Rice had been discussing other roles with the Biden team and was initially seen as a contender for secretary of state.
But her bombastic and partisan comments about Republicans, paired with her less-than-stellar track record made her prospects for a Cabinet position fade after the GOP outperformed expectations in the Nov. 3 election, forcing the Biden campaign to scale back some of its ambitious promises to the progressive base.
Given the close makeup of the Senate—with Republicans likely to maintain a narrow majority pending the outcome of two Georgia runoff races—her ability to be confirmed by the divided chamber remained a substantial question.
Rice’s role overseeing the council does not require Senate confirmation.
Outrage and Suspicion over Obama Cronyism
Biden also said he would nominating Denis McDonough, who was Obama’s White House chief of staff, as secretary of the Department of Veterans Affairs, even though he never served in the armed forces—a fact noted by a leading veterans organization.
“We are surprised by this pick. No way to deny that,” said Joe Chenelly, national executive director of AMVETS, or American Veterans.
“We were expecting a veteran, maybe a post-9/11 veteran. Maybe a woman veteran. Or maybe a veteran who knows the VA exceptionally well,” Chenelly continued. “We are looking forward to hearing from President-Elect Biden on his thinking behind this nomination.”
He planned on Friday to announce the selections of Ohio Rep. Marcia Fudge to run the Department of Housing and Urban Development, Katherine Tai as U.S. trade representative and Tom Vilsack as agriculture secretary. Vilsack filled that same role during Obama’s two terms.
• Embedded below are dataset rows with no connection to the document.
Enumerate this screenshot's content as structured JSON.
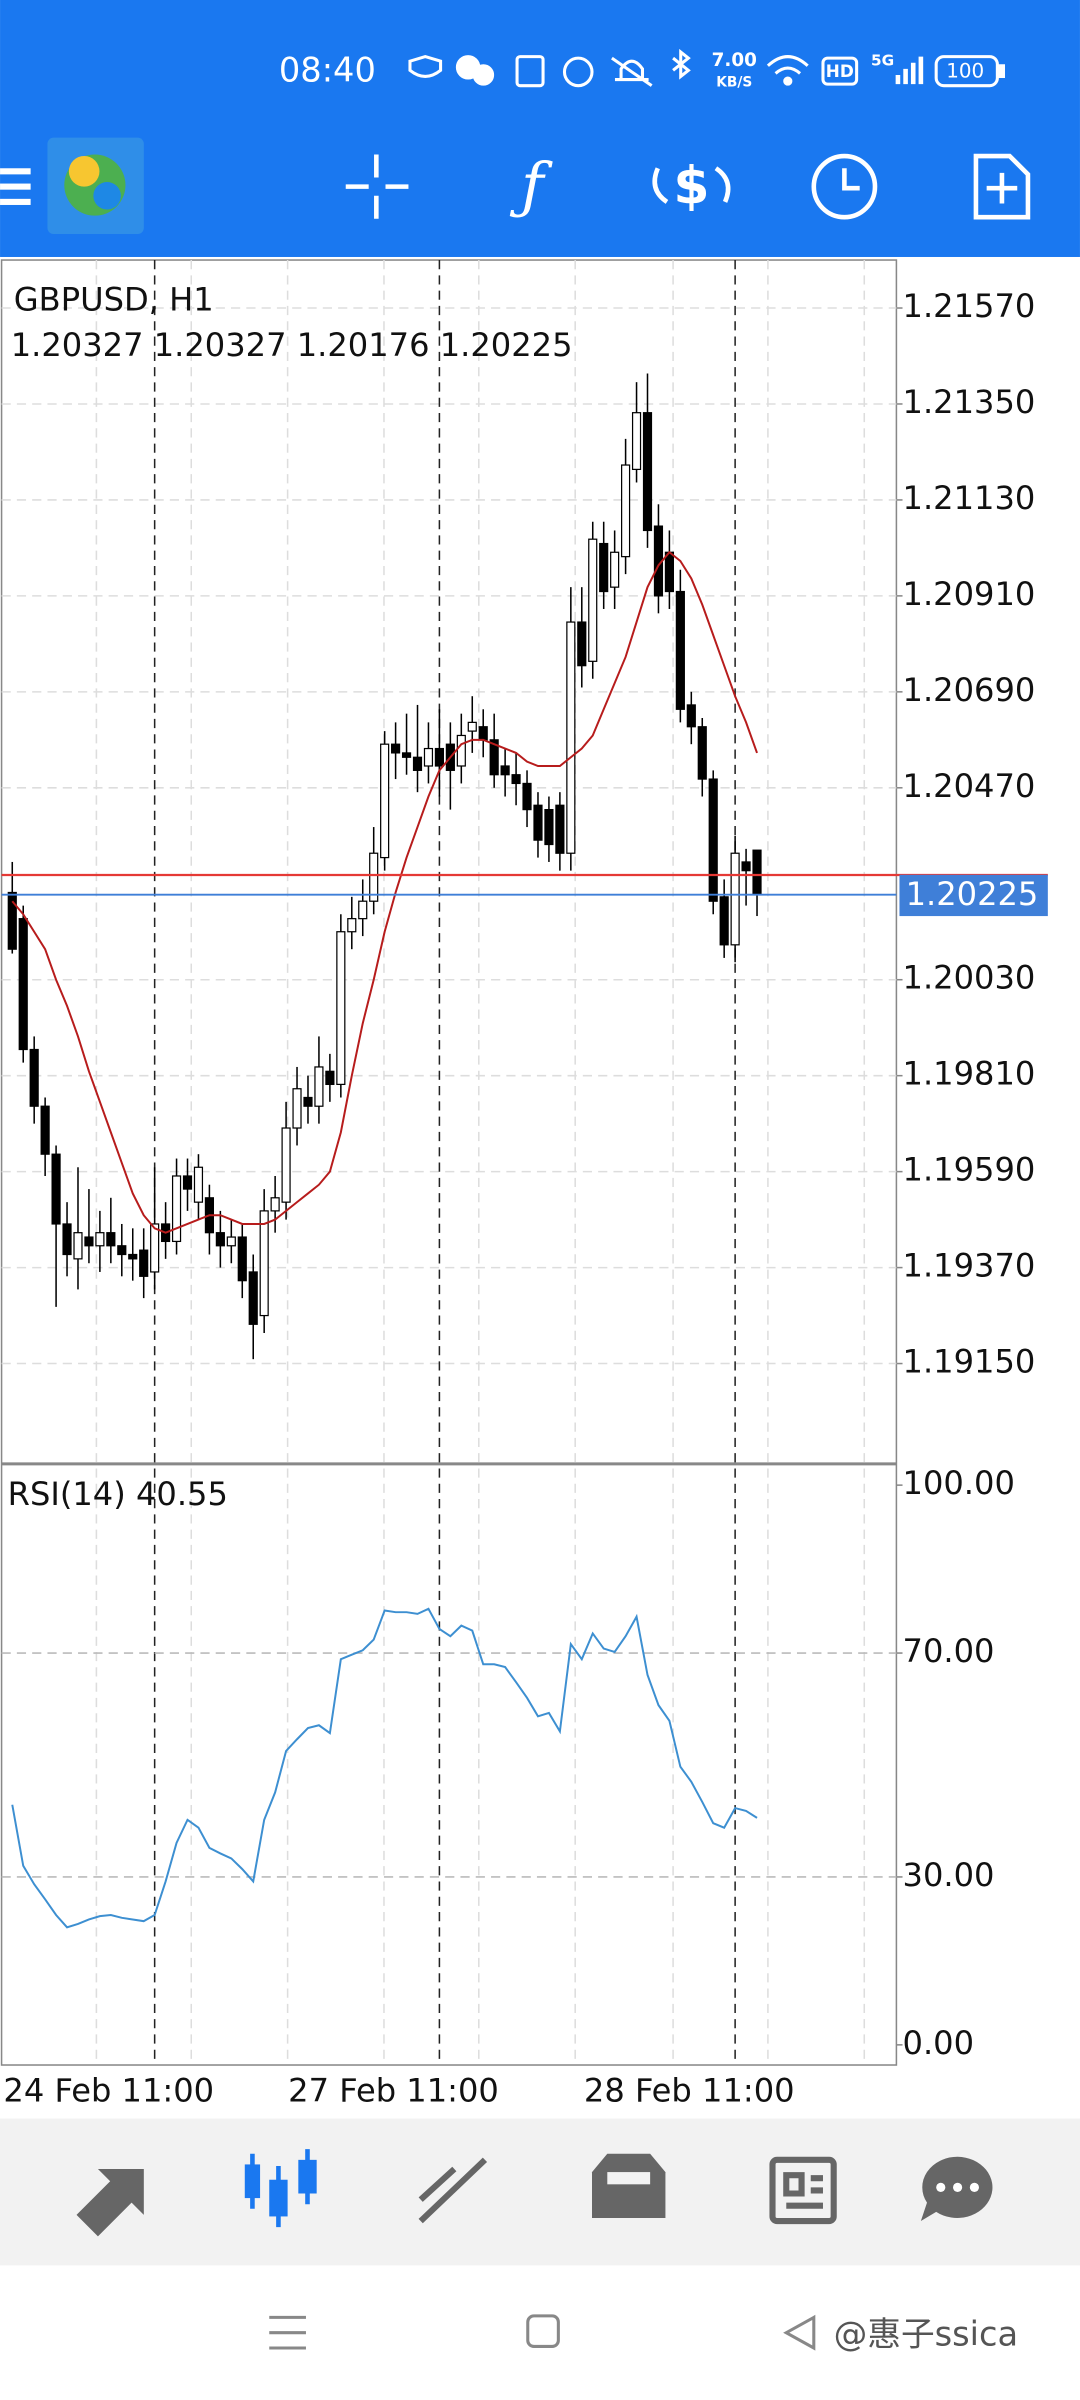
{
  "status_bar": {
    "time": "08:40",
    "net_speed": "7.00",
    "net_unit": "KB/S",
    "hd": "HD",
    "network": "5G",
    "battery": "100"
  },
  "chart_data": [
    {
      "type": "candlestick",
      "title": "GBPUSD, H1",
      "categories": [
        null,
        null,
        null,
        null,
        null,
        null,
        null,
        null,
        null,
        null,
        null,
        null,
        null,
        "24 Feb 11:00",
        null,
        null,
        null,
        null,
        null,
        null,
        null,
        null,
        null,
        null,
        null,
        null,
        null,
        null,
        null,
        null,
        null,
        null,
        null,
        null,
        null,
        null,
        null,
        null,
        null,
        "27 Feb 11:00",
        null,
        null,
        null,
        null,
        null,
        null,
        null,
        null,
        null,
        null,
        null,
        null,
        null,
        null,
        null,
        null,
        null,
        null,
        null,
        null,
        null,
        null,
        null,
        null,
        null,
        null,
        "28 Feb 11:00",
        null,
        null
      ],
      "open": [
        1.2023,
        1.2017,
        1.1987,
        1.1974,
        1.1963,
        1.1947,
        1.1939,
        1.1944,
        1.1942,
        1.1945,
        1.1942,
        1.194,
        1.1941,
        1.1936,
        1.1947,
        1.1943,
        1.1958,
        1.1952,
        1.1953,
        1.1945,
        1.1942,
        1.1944,
        1.1936,
        1.1926,
        1.195,
        1.1952,
        1.1969,
        1.1976,
        1.1974,
        1.1982,
        1.1979,
        1.2014,
        1.2017,
        1.2021,
        1.2031,
        1.2057,
        1.2055,
        1.2054,
        1.2052,
        1.2056,
        1.2057,
        1.2052,
        1.206,
        1.2061,
        1.2058,
        1.2052,
        1.205,
        1.2048,
        1.2043,
        1.2042,
        1.2043,
        1.2032,
        1.2085,
        1.2076,
        1.2103,
        1.2093,
        1.21,
        1.212,
        1.2133,
        1.2107,
        1.2101,
        1.2092,
        1.2066,
        1.2061,
        1.2049,
        1.2022,
        1.2011,
        1.203,
        1.20327
      ],
      "high": [
        1.203,
        1.202,
        1.199,
        1.1976,
        1.1965,
        1.1952,
        1.196,
        1.1955,
        1.195,
        1.1953,
        1.1947,
        1.1946,
        1.1946,
        1.196,
        1.1952,
        1.1962,
        1.1962,
        1.1963,
        1.1956,
        1.195,
        1.1948,
        1.1947,
        1.194,
        1.1955,
        1.1958,
        1.1975,
        1.1983,
        1.1981,
        1.199,
        1.1986,
        1.2018,
        1.2022,
        1.2026,
        1.2038,
        1.206,
        1.2062,
        1.2064,
        1.2066,
        1.2062,
        1.2065,
        1.2062,
        1.2064,
        1.2068,
        1.2065,
        1.2064,
        1.2056,
        1.2055,
        1.2051,
        1.2046,
        1.2045,
        1.2046,
        1.2093,
        1.2093,
        1.2108,
        1.2108,
        1.2106,
        1.2127,
        1.214,
        1.2142,
        1.2112,
        1.2106,
        1.2097,
        1.2069,
        1.2063,
        1.2051,
        1.2026,
        1.2036,
        1.2033,
        1.20327
      ],
      "low": [
        1.2009,
        1.1984,
        1.197,
        1.1958,
        1.1928,
        1.1935,
        1.1932,
        1.1938,
        1.1936,
        1.1938,
        1.1935,
        1.1934,
        1.193,
        1.1932,
        1.1939,
        1.194,
        1.195,
        1.1948,
        1.194,
        1.1937,
        1.1938,
        1.193,
        1.1916,
        1.1922,
        1.1945,
        1.1948,
        1.1965,
        1.197,
        1.197,
        1.1975,
        1.1976,
        1.201,
        1.2013,
        1.2018,
        1.2028,
        1.2049,
        1.205,
        1.2046,
        1.2048,
        1.2045,
        1.2042,
        1.2048,
        1.2055,
        1.2054,
        1.2047,
        1.2045,
        1.2043,
        1.2038,
        1.2031,
        1.203,
        1.2028,
        1.2028,
        1.207,
        1.2072,
        1.2088,
        1.2088,
        1.2096,
        1.2117,
        1.2102,
        1.2087,
        1.2088,
        1.2062,
        1.2057,
        1.2045,
        1.2018,
        1.2008,
        1.2007,
        1.202,
        1.20176
      ],
      "close": [
        1.201,
        1.1987,
        1.1974,
        1.1963,
        1.1947,
        1.194,
        1.1945,
        1.1942,
        1.1945,
        1.1942,
        1.194,
        1.1939,
        1.1935,
        1.1947,
        1.1943,
        1.1958,
        1.1955,
        1.196,
        1.1945,
        1.1942,
        1.1944,
        1.1934,
        1.1924,
        1.195,
        1.1953,
        1.1969,
        1.1978,
        1.1974,
        1.1983,
        1.1979,
        1.2014,
        1.2017,
        1.2021,
        1.2032,
        1.2057,
        1.2055,
        1.2054,
        1.2051,
        1.2056,
        1.2052,
        1.2051,
        1.2059,
        1.2062,
        1.2058,
        1.205,
        1.205,
        1.2048,
        1.2042,
        1.2035,
        1.2034,
        1.2032,
        1.2085,
        1.2075,
        1.2104,
        1.2092,
        1.2101,
        1.2121,
        1.2133,
        1.2106,
        1.2091,
        1.2092,
        1.2065,
        1.2061,
        1.2049,
        1.2021,
        1.2011,
        1.2032,
        1.2028,
        1.20225
      ],
      "moving_average": {
        "color": "#b71c1c",
        "values": [
          1.2021,
          1.2018,
          1.2014,
          1.201,
          1.2003,
          1.1997,
          1.199,
          1.1982,
          1.1975,
          1.1968,
          1.1961,
          1.1954,
          1.1949,
          1.1946,
          1.1945,
          1.1946,
          1.1947,
          1.1948,
          1.1949,
          1.1949,
          1.1948,
          1.1947,
          1.1947,
          1.1947,
          1.1948,
          1.195,
          1.1952,
          1.1954,
          1.1956,
          1.1959,
          1.1968,
          1.1981,
          1.1993,
          1.2003,
          1.2014,
          1.2023,
          1.2031,
          1.2038,
          1.2045,
          1.2051,
          1.2054,
          1.2057,
          1.2058,
          1.2058,
          1.2057,
          1.2056,
          1.2055,
          1.2053,
          1.2052,
          1.2052,
          1.2052,
          1.2054,
          1.2056,
          1.2059,
          1.2065,
          1.2071,
          1.2077,
          1.2085,
          1.2093,
          1.2098,
          1.2101,
          1.2099,
          1.2095,
          1.2089,
          1.2082,
          1.2075,
          1.2068,
          1.2062,
          1.2055
        ]
      },
      "up_color": "#ffffff",
      "down_color": "#000000",
      "bid_color": "#3f7fd8",
      "ask": 1.2027,
      "ask_color": "#e53935",
      "ylim": [
        1.1892,
        1.2168
      ],
      "yticks": [
        {
          "value": 1.2157,
          "label": "1.21570"
        },
        {
          "value": 1.2135,
          "label": "1.21350"
        },
        {
          "value": 1.2113,
          "label": "1.21130"
        },
        {
          "value": 1.2091,
          "label": "1.20910"
        },
        {
          "value": 1.2069,
          "label": "1.20690"
        },
        {
          "value": 1.2047,
          "label": "1.20470"
        },
        {
          "value": 1.2003,
          "label": "1.20030"
        },
        {
          "value": 1.1981,
          "label": "1.19810"
        },
        {
          "value": 1.1959,
          "label": "1.19590"
        },
        {
          "value": 1.1937,
          "label": "1.19370"
        },
        {
          "value": 1.1915,
          "label": "1.19150"
        }
      ],
      "grid": true
    },
    {
      "type": "line",
      "title": "RSI(14)",
      "series": [
        {
          "color": "#3d8fd1",
          "values": [
            42.9,
            32.0,
            28.7,
            26.0,
            23.2,
            21.0,
            21.6,
            22.4,
            23.0,
            23.2,
            22.7,
            22.4,
            22.1,
            23.2,
            29.2,
            36.1,
            40.2,
            38.8,
            35.2,
            34.2,
            33.3,
            31.4,
            29.2,
            40.2,
            45.1,
            52.5,
            54.6,
            56.6,
            57.1,
            55.7,
            68.9,
            69.7,
            70.5,
            72.4,
            77.6,
            77.3,
            77.3,
            77.0,
            77.9,
            74.3,
            73.0,
            74.9,
            74.0,
            68.0,
            68.0,
            67.5,
            64.8,
            62.0,
            58.7,
            59.3,
            56.0,
            71.6,
            68.9,
            73.5,
            70.8,
            70.2,
            73.0,
            76.5,
            66.1,
            60.7,
            57.9,
            49.7,
            47.0,
            43.4,
            39.6,
            38.8,
            42.3,
            41.8,
            40.55
          ]
        }
      ],
      "ylim": [
        -3.6,
        103.8
      ],
      "yticks": [
        {
          "value": 100,
          "label": "100.00"
        },
        {
          "value": 70,
          "label": "70.00"
        },
        {
          "value": 30,
          "label": "30.00"
        },
        {
          "value": 0,
          "label": "0.00"
        }
      ],
      "grid": true
    }
  ],
  "watermark": "@惠子ssica"
}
“The roles they will take on are where the rubber meets the road—where competent and crisis-tested governance can make a meaningful difference in people’s lives, enhancing the dignity, equity, security, and prosperity of the day-to-day lives of Americans,” Biden said in a statement.
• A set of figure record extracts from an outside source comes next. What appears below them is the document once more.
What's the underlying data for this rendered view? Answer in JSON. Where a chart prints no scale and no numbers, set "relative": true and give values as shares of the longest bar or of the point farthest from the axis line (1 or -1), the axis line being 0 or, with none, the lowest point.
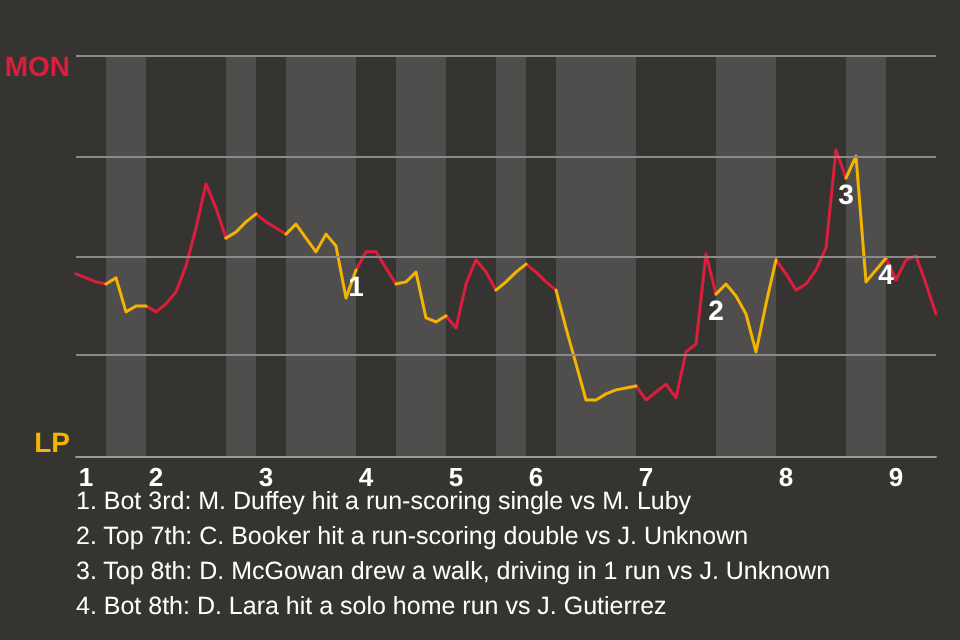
{
  "chart_data": {
    "type": "line",
    "relative": true,
    "categories": [
      null,
      "1",
      null,
      null,
      null,
      null,
      null,
      null,
      "2",
      null,
      null,
      null,
      null,
      null,
      null,
      null,
      null,
      null,
      null,
      "3",
      null,
      null,
      null,
      null,
      null,
      null,
      null,
      null,
      null,
      "4",
      null,
      null,
      null,
      null,
      null,
      null,
      null,
      null,
      "5",
      null,
      null,
      null,
      null,
      null,
      null,
      null,
      "6",
      null,
      null,
      null,
      null,
      null,
      null,
      null,
      null,
      null,
      null,
      "7",
      null,
      null,
      null,
      null,
      null,
      null,
      null,
      null,
      null,
      null,
      null,
      null,
      null,
      "8",
      null,
      null,
      null,
      null,
      null,
      null,
      null,
      null,
      null,
      null,
      "9",
      null,
      null,
      null,
      null
    ],
    "series": [
      {
        "name": "MON",
        "color": "#dc1e3c",
        "values": [
          0.595,
          0.582,
          0.569,
          0.562,
          null,
          null,
          null,
          0.49,
          0.471,
          0.497,
          0.536,
          0.621,
          0.745,
          0.889,
          0.81,
          0.712,
          null,
          null,
          0.791,
          0.765,
          0.745,
          0.725,
          null,
          null,
          null,
          null,
          null,
          null,
          0.608,
          0.667,
          0.667,
          0.614,
          0.562,
          null,
          null,
          null,
          null,
          0.458,
          0.418,
          0.562,
          0.641,
          0.601,
          0.542,
          null,
          null,
          0.627,
          0.601,
          0.569,
          0.542,
          null,
          null,
          null,
          null,
          null,
          null,
          null,
          0.229,
          0.183,
          0.209,
          0.235,
          0.19,
          0.34,
          0.366,
          0.66,
          0.529,
          null,
          null,
          null,
          null,
          null,
          0.641,
          0.595,
          0.542,
          0.562,
          0.608,
          0.68,
          1,
          0.908,
          null,
          null,
          null,
          0.647,
          0.575,
          0.641,
          0.654,
          0.562,
          0.464
        ]
      },
      {
        "name": "LP",
        "color": "#f5b400",
        "values": [
          null,
          null,
          null,
          0.562,
          0.582,
          0.471,
          0.49,
          0.49,
          null,
          null,
          null,
          null,
          null,
          null,
          null,
          0.712,
          0.732,
          0.765,
          0.791,
          null,
          null,
          0.725,
          0.758,
          0.712,
          0.667,
          0.725,
          0.686,
          0.516,
          0.608,
          null,
          null,
          null,
          0.562,
          0.569,
          0.601,
          0.451,
          0.438,
          0.458,
          null,
          null,
          null,
          null,
          0.542,
          0.569,
          0.601,
          0.627,
          null,
          null,
          0.542,
          0.418,
          0.301,
          0.183,
          0.183,
          0.203,
          0.216,
          0.222,
          0.229,
          null,
          null,
          null,
          null,
          null,
          null,
          null,
          0.529,
          0.562,
          0.523,
          0.464,
          0.34,
          0.497,
          0.641,
          null,
          null,
          null,
          null,
          null,
          null,
          0.908,
          0.98,
          0.569,
          0.608,
          0.647,
          null,
          null,
          null,
          null,
          null
        ]
      }
    ],
    "legend": "left",
    "ref_lines": [
      {
        "axis": "y",
        "value": 0.327,
        "color": "#8a8a8a"
      },
      {
        "axis": "y",
        "value": 0.654,
        "color": "#8a8a8a"
      },
      {
        "axis": "y",
        "value": 0.98,
        "color": "#8a8a8a"
      },
      {
        "axis": "y",
        "value": 1.307,
        "color": "#8a8a8a"
      }
    ],
    "annotations": [
      {
        "text": "1",
        "y": 0.608
      },
      {
        "text": "2",
        "y": 0.529
      },
      {
        "text": "3",
        "y": 0.908
      },
      {
        "text": "4",
        "y": 0.647
      },
      "1. Bot 3rd: M. Duffey hit a run-scoring single vs M. Luby",
      "2. Top 7th: C. Booker hit a run-scoring double vs J. Unknown",
      "3. Top 8th: D. McGowan drew a walk, driving in 1 run vs J. Unknown",
      "4. Bot 8th: D. Lara hit a solo home run vs J. Gutierrez"
    ]
  }
}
Biden is balancing numerous priorities as he fills out his Cabinet, including making good on his pledge to have a diverse group of top advisers. That’s created some tensions over top jobs, including agriculture secretary.
Allies of Fudge made no secret of their desire for her to lead the department, given its oversight of food stamps and other programs meant to address food insecurity — one of her longtime priorities. Instead, Biden went with Vilsack, a longtime friend and advocate for Democrats paying more attention to rural America.
A transition official said Vilsack and Fudge spoke Wednesday to lay the groundwork for cooperation between their two agencies on those and other initiatives.
But liberals in academia and the media continued to ignore the deep-seated reservations about Biden’s own fitness to lead, even during a less critical juncture than the caustic political climate that currently exists.
Some sought to paint an overly rosy picture of a throwback to the halcyon Obama era, which members of the Left have claimed, despite ample evidence to the contrary, were “scandal-free.”
Shirley Anne Warshaw, a professor at Gettysburg College who has studied the presidency and Cabinets, said following Obama as he builds out his team gives Biden an advantage.
“This is a much better bench than Obama had because these people have the experience of serving in the Obama administration,” Warshaw claimed. “In that way, Joe Biden is the luckiest man in the world.”